WHAT’S THE STORY?

THOUGH its death throes have been going on for six months, and possibly many more years before that, the Intermediate-range Nuclear Forces Treaty (INF) between the USA and Russia officially passed away yesterday.

It was signed almost 32 years ago by President Ronald Reagan and Soviet leader Mikhail Gorbachev and was a real game changer as both the US and USSR agreed to reduce their nuclear arsenals and eliminate an entire category of missiles and launchers, those with a range of 300 to 600 miles – short to medium range – and those within the intermediate range, i.e. 600 miles to 3400 miles.

The really significant change was that from the signing date on December 8, 1987, both sides agreed to on-site inspections by the other. The world breathed a huge sigh of relief as most experts had predicted that all out thermonuclear war and the probable end of the world would be triggered by a war started by, or because of, these missiles.

A TALE OF TWO TREATIES?

THERE was a second arms limitation treaty signed almost four years later by President George HW Bush and Gorbachev. The first Strategic Arms Reduction Treaty (Start) came into force in December, 1991, and committed the two powers to limited themselves to have no more than 6000 nuclear warheads on no more than 1600 inter-continental ballistic missiles (ICBMs) and bombers.

Start ran out in 2009 and the following year President Barack Obama and President Dmitry Medvedev of the Russian Federation signed what became known as New Start which further reduced the strategic arsenals of both nations.

The problem is that New Start is due to expire in 2021, and if Donald Trump wins the Presidential election next year, both he and Vladimir Putin will still be in power when New Start stops. No one seriously expects either man to propose a new Start, not least as both have comprehensively trashed the INF.

HOW EFFECTIVE WERE THE TREATIES?

BOTH INF and Start were effective, if you count reducing the amount of nuclear weapons to the point where they could still destroy the planet effective.

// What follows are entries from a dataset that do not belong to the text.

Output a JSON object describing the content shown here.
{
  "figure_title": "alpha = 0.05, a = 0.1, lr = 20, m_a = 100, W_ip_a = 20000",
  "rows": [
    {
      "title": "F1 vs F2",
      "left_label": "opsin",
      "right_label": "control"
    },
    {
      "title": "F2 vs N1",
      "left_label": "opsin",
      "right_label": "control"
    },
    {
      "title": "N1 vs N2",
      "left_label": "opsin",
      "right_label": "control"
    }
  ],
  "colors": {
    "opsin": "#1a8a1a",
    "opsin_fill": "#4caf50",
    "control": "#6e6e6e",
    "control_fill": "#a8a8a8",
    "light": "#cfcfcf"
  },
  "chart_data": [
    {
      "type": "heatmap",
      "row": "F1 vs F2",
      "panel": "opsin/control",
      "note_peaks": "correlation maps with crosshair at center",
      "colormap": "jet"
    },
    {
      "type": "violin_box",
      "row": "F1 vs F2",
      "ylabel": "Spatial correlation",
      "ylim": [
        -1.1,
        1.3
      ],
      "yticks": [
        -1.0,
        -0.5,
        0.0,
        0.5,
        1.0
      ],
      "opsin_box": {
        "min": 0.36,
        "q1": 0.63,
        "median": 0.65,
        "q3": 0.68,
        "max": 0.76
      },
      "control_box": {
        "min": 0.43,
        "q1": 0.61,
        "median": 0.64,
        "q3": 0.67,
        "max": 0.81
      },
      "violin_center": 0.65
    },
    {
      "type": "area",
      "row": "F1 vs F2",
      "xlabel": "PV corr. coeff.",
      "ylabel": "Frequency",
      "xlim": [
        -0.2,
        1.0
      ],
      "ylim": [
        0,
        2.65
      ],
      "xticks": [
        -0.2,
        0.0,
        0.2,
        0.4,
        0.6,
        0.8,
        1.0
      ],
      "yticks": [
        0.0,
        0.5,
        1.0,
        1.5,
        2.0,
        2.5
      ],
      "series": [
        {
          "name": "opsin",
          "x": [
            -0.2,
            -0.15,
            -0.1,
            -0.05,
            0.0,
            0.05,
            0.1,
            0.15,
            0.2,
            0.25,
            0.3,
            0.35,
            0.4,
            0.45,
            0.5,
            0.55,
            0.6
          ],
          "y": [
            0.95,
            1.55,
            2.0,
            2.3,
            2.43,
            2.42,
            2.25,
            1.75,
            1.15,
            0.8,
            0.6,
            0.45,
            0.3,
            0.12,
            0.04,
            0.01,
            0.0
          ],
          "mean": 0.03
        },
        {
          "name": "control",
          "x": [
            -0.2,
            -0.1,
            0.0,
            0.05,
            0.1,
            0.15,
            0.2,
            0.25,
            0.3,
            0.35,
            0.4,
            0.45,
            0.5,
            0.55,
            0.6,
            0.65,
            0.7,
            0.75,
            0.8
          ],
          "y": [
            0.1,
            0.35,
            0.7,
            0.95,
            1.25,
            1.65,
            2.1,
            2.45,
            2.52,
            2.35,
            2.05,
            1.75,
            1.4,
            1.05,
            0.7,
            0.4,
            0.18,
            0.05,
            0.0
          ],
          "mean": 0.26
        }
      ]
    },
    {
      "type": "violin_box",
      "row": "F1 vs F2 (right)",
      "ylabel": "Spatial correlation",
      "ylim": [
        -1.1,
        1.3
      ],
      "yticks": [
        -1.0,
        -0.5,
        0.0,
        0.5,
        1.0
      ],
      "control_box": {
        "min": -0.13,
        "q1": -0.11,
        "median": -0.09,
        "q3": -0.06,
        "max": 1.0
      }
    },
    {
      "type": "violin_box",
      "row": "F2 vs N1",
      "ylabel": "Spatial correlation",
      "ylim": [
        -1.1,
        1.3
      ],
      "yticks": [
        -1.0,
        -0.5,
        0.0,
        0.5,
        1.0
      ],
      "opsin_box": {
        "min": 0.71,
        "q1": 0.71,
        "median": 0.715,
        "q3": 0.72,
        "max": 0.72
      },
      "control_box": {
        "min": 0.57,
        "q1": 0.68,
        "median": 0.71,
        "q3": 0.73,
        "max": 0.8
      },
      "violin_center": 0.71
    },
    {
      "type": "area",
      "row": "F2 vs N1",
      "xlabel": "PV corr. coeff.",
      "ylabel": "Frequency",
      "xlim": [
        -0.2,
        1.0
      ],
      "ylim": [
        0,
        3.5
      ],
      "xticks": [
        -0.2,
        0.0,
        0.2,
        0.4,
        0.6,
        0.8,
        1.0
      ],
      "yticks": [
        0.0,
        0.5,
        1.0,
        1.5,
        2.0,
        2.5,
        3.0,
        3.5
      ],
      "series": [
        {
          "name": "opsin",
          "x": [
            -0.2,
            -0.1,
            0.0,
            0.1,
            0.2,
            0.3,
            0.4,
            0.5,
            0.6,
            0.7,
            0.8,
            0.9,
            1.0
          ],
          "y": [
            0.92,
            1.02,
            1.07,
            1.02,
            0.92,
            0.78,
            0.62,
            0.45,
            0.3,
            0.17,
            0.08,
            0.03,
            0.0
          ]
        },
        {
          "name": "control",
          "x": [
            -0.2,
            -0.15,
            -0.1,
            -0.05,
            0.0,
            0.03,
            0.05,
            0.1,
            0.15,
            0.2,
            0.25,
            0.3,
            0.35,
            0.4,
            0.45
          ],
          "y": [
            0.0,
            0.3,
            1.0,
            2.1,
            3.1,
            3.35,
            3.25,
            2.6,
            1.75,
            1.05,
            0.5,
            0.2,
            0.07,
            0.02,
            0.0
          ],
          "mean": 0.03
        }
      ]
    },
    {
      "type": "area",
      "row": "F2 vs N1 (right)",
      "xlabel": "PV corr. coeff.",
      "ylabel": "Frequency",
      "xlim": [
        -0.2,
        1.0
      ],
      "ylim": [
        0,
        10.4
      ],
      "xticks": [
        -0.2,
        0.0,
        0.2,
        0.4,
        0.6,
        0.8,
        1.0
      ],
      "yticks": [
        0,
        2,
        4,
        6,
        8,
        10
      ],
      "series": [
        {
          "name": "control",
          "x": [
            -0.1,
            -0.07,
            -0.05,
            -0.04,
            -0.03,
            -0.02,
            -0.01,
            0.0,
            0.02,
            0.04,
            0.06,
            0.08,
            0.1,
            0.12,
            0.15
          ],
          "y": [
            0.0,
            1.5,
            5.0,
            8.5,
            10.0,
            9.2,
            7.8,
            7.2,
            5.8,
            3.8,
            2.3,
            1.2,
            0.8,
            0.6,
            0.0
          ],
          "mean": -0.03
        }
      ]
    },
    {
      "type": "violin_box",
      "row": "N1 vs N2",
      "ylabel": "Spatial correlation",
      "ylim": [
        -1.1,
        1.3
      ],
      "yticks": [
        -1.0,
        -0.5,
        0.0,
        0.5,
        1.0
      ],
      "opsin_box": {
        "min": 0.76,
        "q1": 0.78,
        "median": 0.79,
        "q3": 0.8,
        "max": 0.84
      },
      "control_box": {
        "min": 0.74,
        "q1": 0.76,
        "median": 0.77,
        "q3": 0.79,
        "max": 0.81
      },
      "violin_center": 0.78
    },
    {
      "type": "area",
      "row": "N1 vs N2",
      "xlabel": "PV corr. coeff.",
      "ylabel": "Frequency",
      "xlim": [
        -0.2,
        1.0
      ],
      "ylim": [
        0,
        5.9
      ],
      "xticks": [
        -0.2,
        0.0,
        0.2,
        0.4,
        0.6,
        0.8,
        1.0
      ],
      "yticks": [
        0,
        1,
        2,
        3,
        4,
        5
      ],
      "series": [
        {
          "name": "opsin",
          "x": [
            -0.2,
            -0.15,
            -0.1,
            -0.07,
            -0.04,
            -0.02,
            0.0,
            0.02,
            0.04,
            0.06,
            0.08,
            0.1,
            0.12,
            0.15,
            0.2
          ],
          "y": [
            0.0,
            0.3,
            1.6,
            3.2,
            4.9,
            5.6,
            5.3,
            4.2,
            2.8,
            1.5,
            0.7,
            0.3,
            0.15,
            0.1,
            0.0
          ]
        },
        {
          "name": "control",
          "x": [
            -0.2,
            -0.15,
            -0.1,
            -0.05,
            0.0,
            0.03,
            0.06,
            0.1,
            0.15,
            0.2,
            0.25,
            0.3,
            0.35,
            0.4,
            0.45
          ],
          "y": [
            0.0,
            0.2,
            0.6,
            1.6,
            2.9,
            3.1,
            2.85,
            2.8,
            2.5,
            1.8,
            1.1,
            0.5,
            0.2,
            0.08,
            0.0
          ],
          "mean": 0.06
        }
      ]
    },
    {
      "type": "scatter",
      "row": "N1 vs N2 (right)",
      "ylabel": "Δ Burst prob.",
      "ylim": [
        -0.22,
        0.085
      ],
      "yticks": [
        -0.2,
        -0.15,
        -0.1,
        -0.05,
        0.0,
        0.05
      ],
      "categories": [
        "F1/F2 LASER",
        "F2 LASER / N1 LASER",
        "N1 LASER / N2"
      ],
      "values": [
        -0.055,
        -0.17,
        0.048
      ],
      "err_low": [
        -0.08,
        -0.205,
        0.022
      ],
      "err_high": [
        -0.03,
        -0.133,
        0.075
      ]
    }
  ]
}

The INF treaty in particular worked well. Inside three years, some 2700 missiles were destroyed and both sides observed the ban on deploying new missiles in the short-to-medium and intermediate range of that type.

There is no doubt INF reduced the threat of nuclear war, and continued to do so even after Reagan and Gorbachev’s time.

Start also cut its nuclear arsenals massively and after New Start both nations had reduced their overall arsenals to less than a quarter of what they once had – still enough to annihilate the planet, but credit for the effort.

DID THEY REALLY END THE COLD WAR?

LET’S just say they reduced the tension. It’s hard to describe what it was like in the period from the mid-1950s to the late 1980s when the Cold War was at its iciest. The threat of nuclear war – either by provocation or accident – was ever-present and never more so than during the Cuban missile crisis in 1962 when both the USSR and US had their large bombers on standby, loaded with nuclear bombs ready to be dropped.

Anyone who doubts the Cold War fear of atomic war need only watch the 1960s films Dr Strangelove and Failsafe, and the great “unseen” BBC documentary The War Game to learn what the world’s population feared.

Both treaties reduced the number of missiles, and arguably the INF treaty allowed Gorbachev the economic and political power to push through his ideas that, deliberately or not, ended the Communist regimes of the Eastern Bloc.

WHAT COULD HAPPEN NOW?

UNLESS there are new treaties in place soon, or unless the rest of the world gangs up on the nuclear powers and forces them to disarm – that’s not going to happen – there will a new nuclear arms race, just as Putin and his oligarchs, and Trump and his military-industrial complex, want.

The end of the INF in particular was trailed by Putin as long ago as 2002 when the US withdrew from the Anti-Ballistic Missile Treaty. He confirmed last year that the end of that treaty had influenced his thinking on ending the INF Treaty, though it was Trump who announced in February that the US was pulling out of the INF treaty, accusing Putin of developing new missiles that breached the treaty’s rules.

So if the US is right and Putin does have new missiles, then the new arms race has already begun, with the Pentagon announcing last night that the US will develop its own missiles.

The complicating factor is that the other nuclear powers China, Israel, Pakistan, India, and France are not going to stand idly by and watch the big two get a lead in the race. Other countries such as North Korea and perhaps Iran are also not going to miss out on the excuse to develop their own missiles – the end of INF and probably New Start is a gift to Kim Jong-Un.

As for the UK? Well we’ve got Trident, so that’s all right then.

COULD THE UK GET INVOLVED IN THE ARMS RACE?

PROBABLY not for two reasons – the MoD can’t afford it and anyway, we can always borrow

the US’s missiles if deemed necessary. We already borrow Trident, after all.

NO ONE WOULD REALLY START USING NUCLEAR WEAPONS, WOULD THEY?

NEVER let it be forgotten that nuclear bombs were dropped as long ago as 1945 when the USA used them on Hiroshima and Nagasaki in 1945.